= RF front end =

Radio receiver subsystem

Block diagram of a superheterodyne receiver. The RF front end consists of the components on the left, colored red.

In a radio receiver, the RF front end or radio frequency front end is the circuitry between the antenna input up to and including the mixer stage. It consists of all the components in the receiver that process the signal at the original incoming radio frequency (RF), before it is converted to a lower intermediate frequency (IF). In microwave and satellite receivers, it is often called the low-noise block downconverter (LNB) and is often located near the antenna, so that the RF from the antenna can be transferred to the rest of the receiver at the more easily handled IF.

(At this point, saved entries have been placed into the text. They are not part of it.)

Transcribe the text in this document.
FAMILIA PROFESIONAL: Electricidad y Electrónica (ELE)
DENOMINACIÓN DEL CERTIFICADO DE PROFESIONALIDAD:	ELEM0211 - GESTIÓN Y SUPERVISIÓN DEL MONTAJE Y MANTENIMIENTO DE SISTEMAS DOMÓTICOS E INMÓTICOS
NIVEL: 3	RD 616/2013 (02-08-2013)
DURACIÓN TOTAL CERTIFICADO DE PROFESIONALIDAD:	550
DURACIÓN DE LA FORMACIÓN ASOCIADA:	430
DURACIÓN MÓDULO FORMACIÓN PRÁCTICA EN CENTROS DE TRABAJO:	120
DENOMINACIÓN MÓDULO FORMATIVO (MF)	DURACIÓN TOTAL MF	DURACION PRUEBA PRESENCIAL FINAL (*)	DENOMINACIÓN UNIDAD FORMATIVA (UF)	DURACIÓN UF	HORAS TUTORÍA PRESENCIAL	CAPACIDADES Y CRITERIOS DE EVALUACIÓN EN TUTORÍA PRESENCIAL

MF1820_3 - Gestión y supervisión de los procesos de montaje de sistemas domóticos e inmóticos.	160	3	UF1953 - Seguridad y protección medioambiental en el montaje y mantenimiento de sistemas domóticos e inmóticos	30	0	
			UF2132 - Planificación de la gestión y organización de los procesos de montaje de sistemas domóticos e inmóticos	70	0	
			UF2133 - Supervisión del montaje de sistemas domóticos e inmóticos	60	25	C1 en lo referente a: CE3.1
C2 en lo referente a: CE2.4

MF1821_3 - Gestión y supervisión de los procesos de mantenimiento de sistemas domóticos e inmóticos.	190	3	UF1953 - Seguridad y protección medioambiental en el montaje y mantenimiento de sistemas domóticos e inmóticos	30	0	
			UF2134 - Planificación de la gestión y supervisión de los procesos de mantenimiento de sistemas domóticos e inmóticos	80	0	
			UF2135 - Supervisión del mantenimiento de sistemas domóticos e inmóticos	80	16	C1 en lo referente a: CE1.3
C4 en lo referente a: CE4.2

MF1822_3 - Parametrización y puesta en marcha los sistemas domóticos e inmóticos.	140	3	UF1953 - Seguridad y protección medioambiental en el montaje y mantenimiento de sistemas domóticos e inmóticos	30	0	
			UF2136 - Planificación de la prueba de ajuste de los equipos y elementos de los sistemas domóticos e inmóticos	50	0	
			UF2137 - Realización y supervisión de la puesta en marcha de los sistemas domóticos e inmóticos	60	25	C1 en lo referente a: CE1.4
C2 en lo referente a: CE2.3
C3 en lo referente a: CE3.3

==Superheterodyne receiver==
For most superheterodyne architectures, the RF front end consists of:
- A band-pass filter (BPF) to reduce image response. This removes any signals at the image frequency, which would otherwise interfere with the desired signal. It also prevents strong out-of-band signals from saturating the input stages.
- An RF amplifier, often called the low-noise amplifier (LNA). Its primary responsibility is to increase the sensitivity of the receiver by amplifying weak signals without contaminating them with noise, so that they can stay above the noise level in succeeding stages. It must have a very low noise figure (NF). The RF amplifier may not be needed and is often omitted (or switched off) for frequencies below 30 MHz, where the signal-to-noise ratio is defined by atmospheric and human-made noise.
- A local oscillator (LO) which generates a radio frequency signal at an offset from the incoming signal, which is mixed with the incoming signal.
- The mixer, which mixes the incoming signal with the signal from the local oscillator to convert the signal to the intermediate frequency (IF).

==Digital receiver==
In digital receivers, particularly those in wireless devices such as cell phones and Wifi receivers, the intermediate frequency is digitized; sampled and converted to a binary digital form, and the rest of the processing – IF filtering and demodulation – is done by digital filters (digital signal processing, DSP), as these are smaller, use less power and can have more selectivity. In this type of receiver, the RF front end is defined as everything from the antenna to the analog-to-digital converter (ADC), which digitizes the signal. The general trend is to do as much of the signal processing in digital form as possible, and some receivers digitize the RF signal directly, without down-conversion to an IF, so here the front end is merely an RF filter in the simple receiver path/chain.